I often get questions from my injured clients about mediation. How is that different from a jury trial, and what are the advantages and disadvantages of going to a mediation to settle a case? Will a mediation still mean a fair settlement amount for the injuries? 

RMD Law LLP’s attorneys have a lot of experience with mediation. The first thing to know about mediation is that it is not a formal lawsuit. No case gets filed with a court. Instead, both parties choose a mediator who is mutually agreeable. That person serves as a neutral party who helps both sides to come to an agreement.


Advantages

  • Light years faster than a traditional jury trial. Mediation usually only lasts one day, whereas a formal lawsuit might take years.
  • Cheaper. The mediator will charge a fee for his services. This is much cheaper than a trial, where your personal injury attorney will have to pay expert witnesses, conduct depositions, and other wise run up costs that will be deducted from your settlement.
  • Non-binding. If you are not happy with the mediator’s negotiated settlement offer, you and your lawyer can choose to walk away and fight in court.

Disadvantages

  • The mediator will usually be a very experienced retired judge or practicing attorney. That means they will be less swayed in cases with shocking facts, and might award less than a jury on the same case. On the other hand, it’s usually worth accepting a bit less today to avoid to time, expense, and pain of a long and protracted jury trial.
  • Non-binding. This is also a disadvantage. If your case has a particularly unreasonable defense adjuster, there is nothing a mediator can do to force a settlement.
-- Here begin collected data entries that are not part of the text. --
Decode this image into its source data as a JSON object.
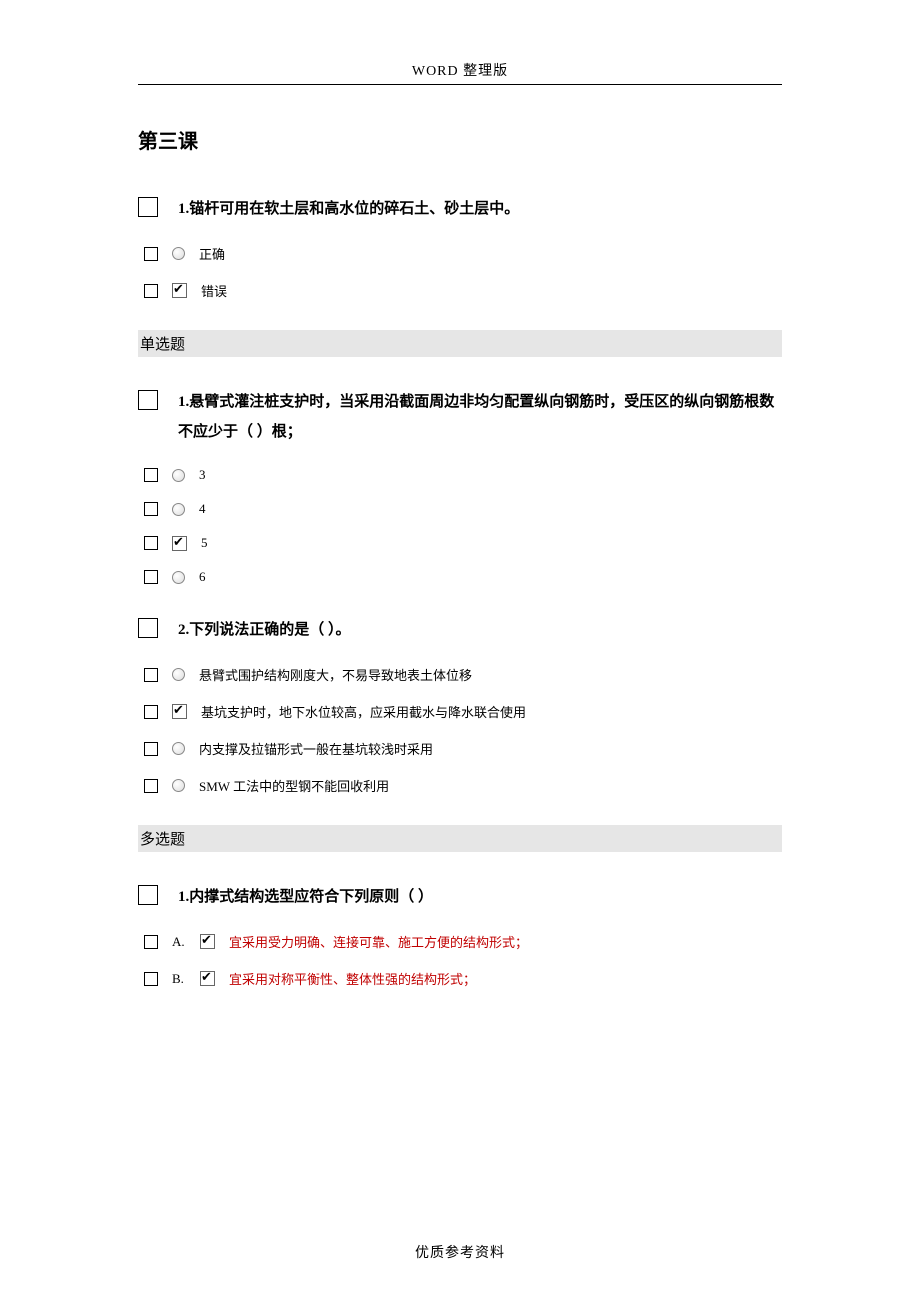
{
  "header": "WORD 整理版",
  "footer": "优质参考资料",
  "lesson_title": "第三课",
  "tf_q1": {
    "text": "1.锚杆可用在软土层和高水位的碎石土、砂土层中。",
    "opt_true": "正确",
    "opt_false": "错误"
  },
  "section_single": "单选题",
  "sc_q1": {
    "text": "1.悬臂式灌注桩支护时，当采用沿截面周边非均匀配置纵向钢筋时，受压区的纵向钢筋根数不应少于（ ）根；",
    "a": "3",
    "b": "4",
    "c": "5",
    "d": "6"
  },
  "sc_q2": {
    "text": "2.下列说法正确的是（ ）。",
    "a": "悬臂式围护结构刚度大，不易导致地表土体位移",
    "b": "基坑支护时，地下水位较高，应采用截水与降水联合使用",
    "c": "内支撑及拉锚形式一般在基坑较浅时采用",
    "d": "SMW 工法中的型钢不能回收利用"
  },
  "section_multi": "多选题",
  "mc_q1": {
    "text": "1.内撑式结构选型应符合下列原则（ ）",
    "la": "A.",
    "lb": "B.",
    "a": "宜采用受力明确、连接可靠、施工方便的结构形式；",
    "b": "宜采用对称平衡性、整体性强的结构形式；"
  }
}
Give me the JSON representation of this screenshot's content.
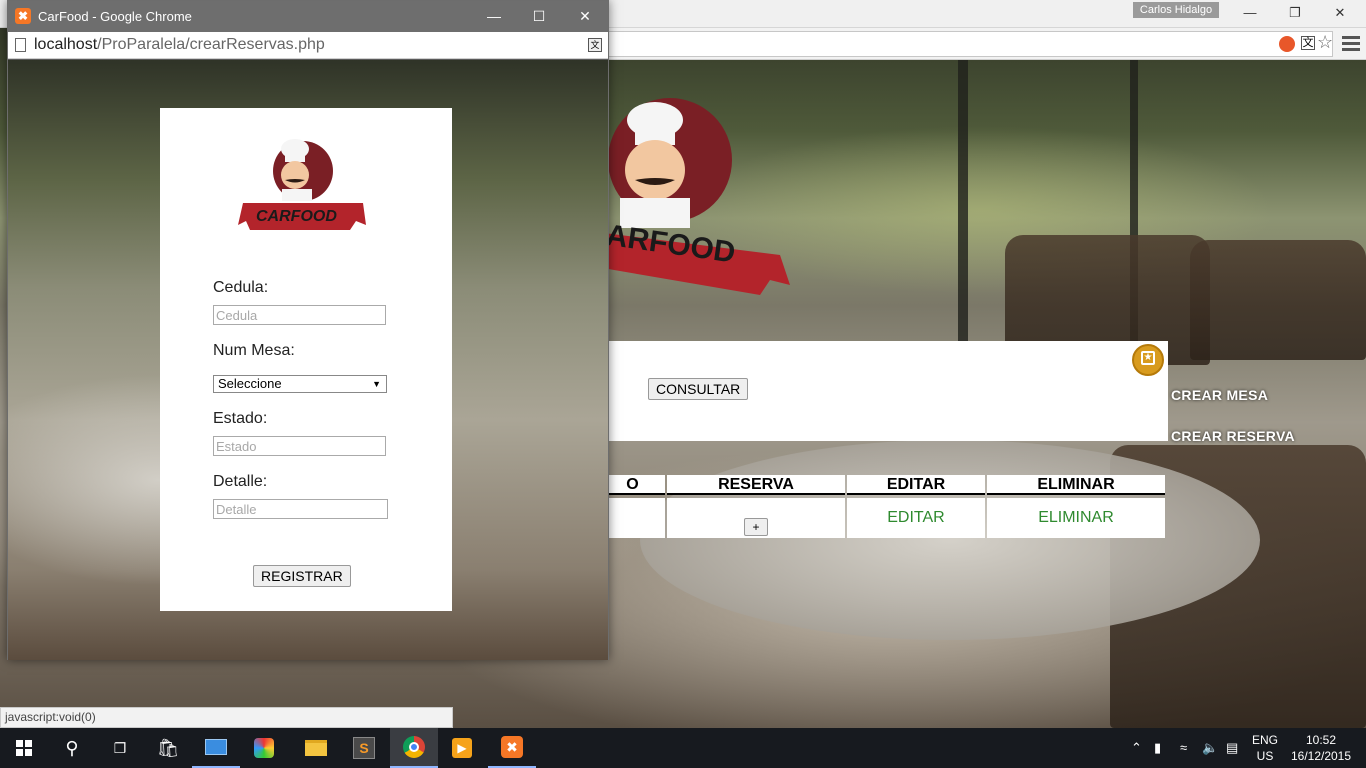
{
  "popup": {
    "window_title": "CarFood - Google Chrome",
    "url_host": "localhost",
    "url_path": "/ProParalela/crearReservas.php",
    "logo_text": "CARFOOD",
    "form": {
      "cedula_label": "Cedula:",
      "cedula_placeholder": "Cedula",
      "mesa_label": "Num Mesa:",
      "mesa_selected": "Seleccione",
      "estado_label": "Estado:",
      "estado_placeholder": "Estado",
      "detalle_label": "Detalle:",
      "detalle_placeholder": "Detalle",
      "submit_label": "REGISTRAR"
    }
  },
  "background_window": {
    "user_name": "Carlos Hidalgo",
    "logo_text": "ARFOOD",
    "consultar_label": "CONSULTAR",
    "side_links": [
      "CREAR MESA",
      "CREAR RESERVA"
    ],
    "table": {
      "headers": [
        "O",
        "RESERVA",
        "EDITAR",
        "ELIMINAR"
      ],
      "row": {
        "add_label": "+",
        "edit_label": "EDITAR",
        "delete_label": "ELIMINAR"
      }
    },
    "status_text": "javascript:void(0)"
  },
  "taskbar": {
    "language_top": "ENG",
    "language_bottom": "US",
    "time": "10:52",
    "date": "16/12/2015"
  },
  "colors": {
    "link_green": "#2f8a2f",
    "logo_red": "#9e1b22",
    "taskbar": "#171a1f"
  }
}
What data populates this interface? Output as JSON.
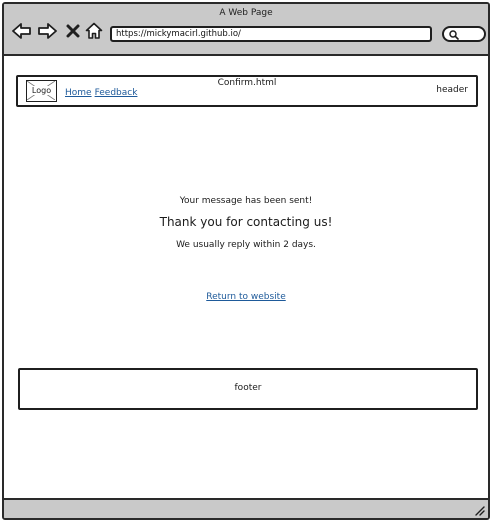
{
  "browser": {
    "window_title": "A Web Page",
    "url": "https://mickymacirl.github.io/",
    "icons": [
      "back-arrow-icon",
      "forward-arrow-icon",
      "close-x-icon",
      "home-icon",
      "search-icon",
      "resize-grip-icon"
    ]
  },
  "header": {
    "logo_label": "Logo",
    "nav": [
      {
        "label": "Home"
      },
      {
        "label": "Feedback"
      }
    ],
    "page_name": "Confirm.html",
    "section_label": "header"
  },
  "main": {
    "sent_message": "Your message has been sent!",
    "thanks_message": "Thank you for contacting us!",
    "reply_message": "We usually reply within 2 days.",
    "return_link": "Return to website"
  },
  "footer": {
    "label": "footer"
  },
  "colors": {
    "chrome": "#c9c9c9",
    "link": "#1e5a9a",
    "stroke": "#1f1f1f"
  }
}
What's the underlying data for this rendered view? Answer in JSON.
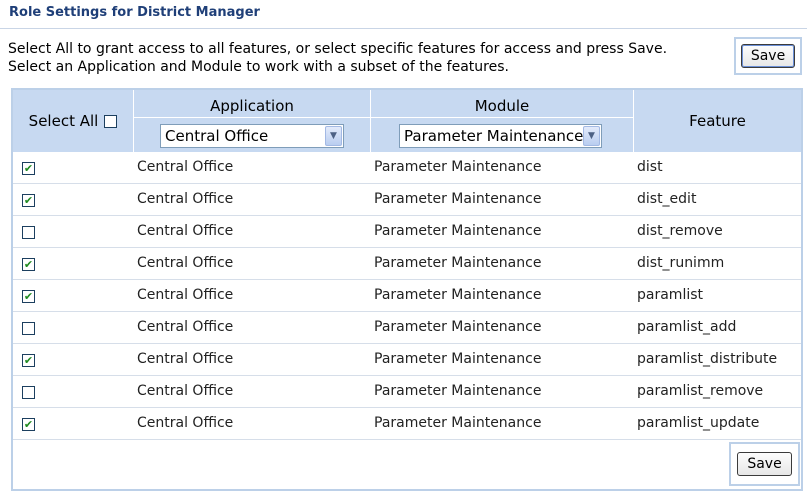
{
  "page": {
    "title": "Role Settings for District Manager",
    "instructions_line1": "Select All to grant access to all features, or select specific features for access and press Save.",
    "instructions_line2": "Select an Application and Module to work with a subset of the features.",
    "save_label": "Save"
  },
  "table": {
    "headers": {
      "select_all": "Select All",
      "application": "Application",
      "module": "Module",
      "feature": "Feature"
    },
    "select_all_checked": false,
    "filters": {
      "application": "Central Office",
      "module": "Parameter Maintenance"
    },
    "rows": [
      {
        "checked": true,
        "application": "Central Office",
        "module": "Parameter Maintenance",
        "feature": "dist"
      },
      {
        "checked": true,
        "application": "Central Office",
        "module": "Parameter Maintenance",
        "feature": "dist_edit"
      },
      {
        "checked": false,
        "application": "Central Office",
        "module": "Parameter Maintenance",
        "feature": "dist_remove"
      },
      {
        "checked": true,
        "application": "Central Office",
        "module": "Parameter Maintenance",
        "feature": "dist_runimm"
      },
      {
        "checked": true,
        "application": "Central Office",
        "module": "Parameter Maintenance",
        "feature": "paramlist"
      },
      {
        "checked": false,
        "application": "Central Office",
        "module": "Parameter Maintenance",
        "feature": "paramlist_add"
      },
      {
        "checked": true,
        "application": "Central Office",
        "module": "Parameter Maintenance",
        "feature": "paramlist_distribute"
      },
      {
        "checked": false,
        "application": "Central Office",
        "module": "Parameter Maintenance",
        "feature": "paramlist_remove"
      },
      {
        "checked": true,
        "application": "Central Office",
        "module": "Parameter Maintenance",
        "feature": "paramlist_update"
      }
    ]
  },
  "colors": {
    "title": "#1f3f78",
    "header_bg": "#c7d9f1",
    "frame": "#bcd0e8",
    "check": "#1f8a1f"
  },
  "icons": {
    "checked": "checkmark-icon",
    "dropdown": "chevron-down-icon"
  }
}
The choice of mediator is important – attorneys will look to the mediator’s background, past results, and to their own experiences when choosing a mediator. Ultimately, what both your lawyer and the defense will be looking for is a mediator who is fair. He will hear your case and help to recommend a value. The persuasive power of the mediator can help get a substantially higher offer on your case.

At the mediation, your lawyer will accompany you ready to fight and advocate on your behalf. In advance of the meeting, the attorneys will have written and submitted a detailed mediation brief describing the facts of the case, and making a legal argument for why the defense is at fault.

You should set aside the entire day for a mediation. Most of my mediations have run between 4 and 5 hours, but every case is different. Once or twice we have not left the mediation until well after dark!

The mediation itself is not like a trial with its cross-examination and strict judge. It’s comparatively low pressure. You will usually not be expected to testify and answer questions, and your lawyer will join you in a separate room from the defense entirely. Often, you will never even have to meet the defense lawyer or adjuster.

The mediator will shuttle back and forth between your room and the defense room trading arguments and counteroffers until an agreement is reached, or until one or both sides decide to take a walk. If the negotiation does break down, you are no worse off than when you started – a formal lawsuit is still on the table. There will also be snacks and refreshment, and your lawyer will keep you company.

MEDIATION – COME FOR THE SNACKS, STAY FOR THE CASH.

At the end of the day, RMD Law LLP would definitely recommend mediation in a case that looks like it might go to court, because the benefits far outweigh the drawbacks. With a skilled attorney on your team, you just may leave the mediation very happy and with a fair settlement for your case.